AP, in its article "EU foreign policy chief urges Serbia to make 'strategic choice' between West and East", writes that "Vučić's appearance in Moscow at the May 9 parade was widely condemned in Brussels, and EU officials warned that such actions seriously jeopardize Serbia's path to the EU... given Russia's bloody invasion of Ukraine".
Kalas said that during the visit she spoke with Vučić and "expressed her views, which are very clear."
"I really don't understand why it's necessary to stand shoulder to shoulder with a person who is waging a terrible war in Ukraine," she said, adding that "President Vučić was explaining his side of the story. So.
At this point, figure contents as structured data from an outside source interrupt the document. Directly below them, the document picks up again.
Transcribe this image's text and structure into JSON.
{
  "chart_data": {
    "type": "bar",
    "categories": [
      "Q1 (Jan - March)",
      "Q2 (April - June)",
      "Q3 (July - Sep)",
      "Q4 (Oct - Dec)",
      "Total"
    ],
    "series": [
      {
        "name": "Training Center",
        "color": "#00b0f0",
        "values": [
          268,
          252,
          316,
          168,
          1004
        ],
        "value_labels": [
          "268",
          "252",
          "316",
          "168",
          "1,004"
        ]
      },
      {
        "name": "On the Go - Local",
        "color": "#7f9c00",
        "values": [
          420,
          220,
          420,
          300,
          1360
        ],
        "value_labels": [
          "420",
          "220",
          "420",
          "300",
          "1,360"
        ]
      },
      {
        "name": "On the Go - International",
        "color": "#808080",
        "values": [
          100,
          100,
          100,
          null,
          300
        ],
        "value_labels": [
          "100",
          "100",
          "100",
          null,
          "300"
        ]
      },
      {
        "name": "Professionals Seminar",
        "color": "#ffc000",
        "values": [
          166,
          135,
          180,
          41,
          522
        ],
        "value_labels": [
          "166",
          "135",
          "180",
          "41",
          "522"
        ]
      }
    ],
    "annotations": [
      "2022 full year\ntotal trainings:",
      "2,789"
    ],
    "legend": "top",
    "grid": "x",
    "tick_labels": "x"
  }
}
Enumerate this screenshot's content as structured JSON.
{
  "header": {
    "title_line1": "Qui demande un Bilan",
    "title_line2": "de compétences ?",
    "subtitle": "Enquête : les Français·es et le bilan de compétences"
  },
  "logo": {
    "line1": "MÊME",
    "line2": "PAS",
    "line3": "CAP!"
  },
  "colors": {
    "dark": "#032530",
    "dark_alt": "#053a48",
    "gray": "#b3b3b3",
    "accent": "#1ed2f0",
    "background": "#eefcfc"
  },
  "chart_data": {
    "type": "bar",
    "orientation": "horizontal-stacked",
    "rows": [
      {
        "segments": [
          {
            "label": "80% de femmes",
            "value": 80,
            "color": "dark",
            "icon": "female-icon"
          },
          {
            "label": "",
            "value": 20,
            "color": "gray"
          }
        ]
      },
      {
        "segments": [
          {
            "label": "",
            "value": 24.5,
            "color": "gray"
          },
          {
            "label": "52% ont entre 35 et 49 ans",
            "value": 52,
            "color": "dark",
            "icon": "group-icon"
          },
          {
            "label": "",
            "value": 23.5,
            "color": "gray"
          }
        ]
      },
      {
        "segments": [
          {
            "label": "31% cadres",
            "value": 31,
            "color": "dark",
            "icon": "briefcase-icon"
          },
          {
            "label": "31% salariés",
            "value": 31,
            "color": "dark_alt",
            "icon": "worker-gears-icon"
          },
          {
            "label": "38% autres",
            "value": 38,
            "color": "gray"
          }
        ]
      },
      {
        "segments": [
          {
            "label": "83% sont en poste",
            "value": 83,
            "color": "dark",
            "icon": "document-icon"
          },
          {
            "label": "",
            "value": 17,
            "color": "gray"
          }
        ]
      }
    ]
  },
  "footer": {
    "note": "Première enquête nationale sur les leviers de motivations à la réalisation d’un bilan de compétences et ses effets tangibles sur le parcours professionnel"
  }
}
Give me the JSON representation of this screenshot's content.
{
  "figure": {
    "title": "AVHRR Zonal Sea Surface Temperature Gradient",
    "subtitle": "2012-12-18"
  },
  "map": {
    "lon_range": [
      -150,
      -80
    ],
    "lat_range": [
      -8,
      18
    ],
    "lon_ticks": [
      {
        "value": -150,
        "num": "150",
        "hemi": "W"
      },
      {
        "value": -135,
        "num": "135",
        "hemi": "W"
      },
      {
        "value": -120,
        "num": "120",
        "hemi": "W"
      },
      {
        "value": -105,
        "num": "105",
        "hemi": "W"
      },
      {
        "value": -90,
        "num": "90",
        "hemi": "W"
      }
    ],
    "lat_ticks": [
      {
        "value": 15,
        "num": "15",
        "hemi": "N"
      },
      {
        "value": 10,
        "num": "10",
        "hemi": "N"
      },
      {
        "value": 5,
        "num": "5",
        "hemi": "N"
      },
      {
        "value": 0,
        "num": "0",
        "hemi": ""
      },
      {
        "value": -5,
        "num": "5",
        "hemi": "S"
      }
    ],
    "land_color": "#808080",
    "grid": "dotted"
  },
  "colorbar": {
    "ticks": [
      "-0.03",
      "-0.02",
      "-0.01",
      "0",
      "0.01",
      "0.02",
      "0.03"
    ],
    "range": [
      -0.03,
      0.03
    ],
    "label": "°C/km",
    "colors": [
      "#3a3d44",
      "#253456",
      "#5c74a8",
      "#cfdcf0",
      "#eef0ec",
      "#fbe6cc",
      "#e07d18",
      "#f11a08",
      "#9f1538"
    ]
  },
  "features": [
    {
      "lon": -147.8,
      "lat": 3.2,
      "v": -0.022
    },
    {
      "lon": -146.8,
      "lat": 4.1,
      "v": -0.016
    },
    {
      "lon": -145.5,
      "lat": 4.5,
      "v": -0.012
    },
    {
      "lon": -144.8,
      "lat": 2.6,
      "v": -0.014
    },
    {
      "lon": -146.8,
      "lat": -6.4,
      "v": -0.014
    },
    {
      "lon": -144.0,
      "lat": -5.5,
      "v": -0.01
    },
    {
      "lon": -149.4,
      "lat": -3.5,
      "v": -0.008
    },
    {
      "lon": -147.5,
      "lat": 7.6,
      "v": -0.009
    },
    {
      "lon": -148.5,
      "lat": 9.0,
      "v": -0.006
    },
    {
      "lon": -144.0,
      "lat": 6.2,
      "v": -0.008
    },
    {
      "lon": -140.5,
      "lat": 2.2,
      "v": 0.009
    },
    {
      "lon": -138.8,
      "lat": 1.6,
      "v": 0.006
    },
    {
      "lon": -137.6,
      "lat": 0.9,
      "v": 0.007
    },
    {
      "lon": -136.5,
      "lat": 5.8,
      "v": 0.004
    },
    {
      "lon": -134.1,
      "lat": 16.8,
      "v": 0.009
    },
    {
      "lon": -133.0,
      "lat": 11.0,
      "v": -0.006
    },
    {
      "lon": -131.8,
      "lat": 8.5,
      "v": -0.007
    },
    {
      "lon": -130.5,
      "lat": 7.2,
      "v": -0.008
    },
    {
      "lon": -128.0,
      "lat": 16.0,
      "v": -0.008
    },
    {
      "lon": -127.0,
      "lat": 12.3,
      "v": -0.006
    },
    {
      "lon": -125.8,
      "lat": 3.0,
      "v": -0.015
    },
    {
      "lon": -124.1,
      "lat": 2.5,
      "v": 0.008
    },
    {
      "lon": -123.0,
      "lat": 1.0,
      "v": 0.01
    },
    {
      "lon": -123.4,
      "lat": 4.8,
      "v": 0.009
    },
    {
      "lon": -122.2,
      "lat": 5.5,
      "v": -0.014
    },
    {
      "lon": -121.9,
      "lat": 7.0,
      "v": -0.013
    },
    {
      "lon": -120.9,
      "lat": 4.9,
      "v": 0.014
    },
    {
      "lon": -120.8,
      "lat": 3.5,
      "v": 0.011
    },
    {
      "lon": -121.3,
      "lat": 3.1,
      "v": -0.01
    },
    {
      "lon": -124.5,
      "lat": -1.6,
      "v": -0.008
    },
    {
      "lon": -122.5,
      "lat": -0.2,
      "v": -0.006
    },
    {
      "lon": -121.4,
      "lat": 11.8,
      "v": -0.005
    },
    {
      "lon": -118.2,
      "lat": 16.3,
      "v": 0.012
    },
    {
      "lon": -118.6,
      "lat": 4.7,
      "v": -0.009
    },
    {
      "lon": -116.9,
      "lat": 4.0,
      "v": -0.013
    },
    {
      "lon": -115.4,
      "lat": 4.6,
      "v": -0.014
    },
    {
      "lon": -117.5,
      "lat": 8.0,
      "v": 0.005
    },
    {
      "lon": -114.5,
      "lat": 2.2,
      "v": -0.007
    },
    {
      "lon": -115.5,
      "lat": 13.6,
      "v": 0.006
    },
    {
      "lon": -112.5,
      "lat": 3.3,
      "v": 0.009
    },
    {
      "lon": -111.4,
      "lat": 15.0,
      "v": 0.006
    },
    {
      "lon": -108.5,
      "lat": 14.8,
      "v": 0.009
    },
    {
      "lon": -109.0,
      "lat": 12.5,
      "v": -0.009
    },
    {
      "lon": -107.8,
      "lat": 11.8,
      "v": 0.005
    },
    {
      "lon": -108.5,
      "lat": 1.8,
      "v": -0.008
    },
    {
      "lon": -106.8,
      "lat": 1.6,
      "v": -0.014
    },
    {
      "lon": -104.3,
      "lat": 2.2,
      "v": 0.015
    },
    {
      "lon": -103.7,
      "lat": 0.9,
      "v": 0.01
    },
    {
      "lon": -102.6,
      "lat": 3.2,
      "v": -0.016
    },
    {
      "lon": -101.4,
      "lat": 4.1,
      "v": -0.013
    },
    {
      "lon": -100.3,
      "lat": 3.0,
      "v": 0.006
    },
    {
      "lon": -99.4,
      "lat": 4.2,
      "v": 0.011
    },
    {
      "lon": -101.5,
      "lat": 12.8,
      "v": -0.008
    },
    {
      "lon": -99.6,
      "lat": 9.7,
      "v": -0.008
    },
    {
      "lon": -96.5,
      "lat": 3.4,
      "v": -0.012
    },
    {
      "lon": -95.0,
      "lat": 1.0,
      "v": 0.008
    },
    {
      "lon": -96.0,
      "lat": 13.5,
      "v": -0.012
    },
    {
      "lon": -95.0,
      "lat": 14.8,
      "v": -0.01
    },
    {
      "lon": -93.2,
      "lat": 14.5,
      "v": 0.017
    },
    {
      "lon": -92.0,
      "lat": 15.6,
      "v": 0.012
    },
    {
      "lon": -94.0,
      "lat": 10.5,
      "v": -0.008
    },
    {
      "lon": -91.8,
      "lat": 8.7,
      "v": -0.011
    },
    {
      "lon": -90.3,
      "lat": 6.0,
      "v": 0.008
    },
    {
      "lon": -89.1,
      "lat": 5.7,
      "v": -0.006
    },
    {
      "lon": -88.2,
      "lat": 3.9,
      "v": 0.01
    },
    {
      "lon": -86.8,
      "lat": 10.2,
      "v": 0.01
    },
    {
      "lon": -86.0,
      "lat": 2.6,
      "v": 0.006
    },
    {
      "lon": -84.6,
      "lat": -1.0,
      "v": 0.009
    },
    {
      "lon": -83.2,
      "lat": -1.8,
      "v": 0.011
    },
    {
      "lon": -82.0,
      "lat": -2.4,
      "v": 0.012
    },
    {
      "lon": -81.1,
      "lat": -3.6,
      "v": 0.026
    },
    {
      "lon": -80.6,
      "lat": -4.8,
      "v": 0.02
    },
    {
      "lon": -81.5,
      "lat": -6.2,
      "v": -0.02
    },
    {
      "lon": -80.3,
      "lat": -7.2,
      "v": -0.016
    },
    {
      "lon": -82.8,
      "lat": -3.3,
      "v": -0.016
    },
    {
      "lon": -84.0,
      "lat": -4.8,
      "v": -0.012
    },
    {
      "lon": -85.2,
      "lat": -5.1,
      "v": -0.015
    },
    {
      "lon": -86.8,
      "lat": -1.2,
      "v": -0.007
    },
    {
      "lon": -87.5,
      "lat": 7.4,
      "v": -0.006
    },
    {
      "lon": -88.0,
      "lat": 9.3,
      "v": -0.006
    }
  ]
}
Yes, we had a very extensive discussion about that."
Vučić, who the AP writes is "a former extreme nationalist who has been criticized at home and abroad for his alleged increasingly authoritarian ways of governing, maintains close relations with both Russia and China, while formally saying he wants Serbia to join the EU."
Vučić said his decision to attend Putin's military parade "was part of an effort to maintain 'traditional friendships,'" the agency reported.
"Serbia, which relies almost entirely on Russia for energy, has refused to fully join Western sanctions on Russia over its invasion of Ukraine and has not supported most EU statements condemning that aggression," the AP notes, adding that Vučić "is also under pressure from six months of massive anti-corruption protests."
Although she said that from her conversations with Serbia's political leadership, "it is clear to her that EU membership remains a strategic goal," Kalas pointed out: "However, I want to emphasize that we also need to see actions to prove and support those words."
"Reforms are the way Serbia will progress on its path towards the EU," said Kallas, pointing out that "there are no shortcuts to membership," but "real progress must be achieved here, in Belgrade."
She said she also met with "youth" protesting, AP reports, and called on Serbia to make serious efforts in media freedom, the fight against corruption and electoral reform "as demanded by hundreds of thousands of protesters in recent weeks."
"The autonomy of universities must be respected," she said.
AP writes that Kalas left Belgrade for Kosovo and that "negotiations between the two neighboring countries, mediated by the EU, have long been frozen," and that the high representative said that normalizing relations between Serbia and Kosovo is "fundamental" for their European future.
"It is time for these two countries to overcome the past and focus on a shared future," she said, adding that she plans to invite representatives of Belgrade and Pristina to Brussels as soon as possible to discuss concrete steps forward.
The AP concludes that six Western Balkan countries are in various stages of joining the EU, and that the Russian invasion of Ukraine has encouraged European leaders, fearing instability, to advocate for these countries to join the European bloc.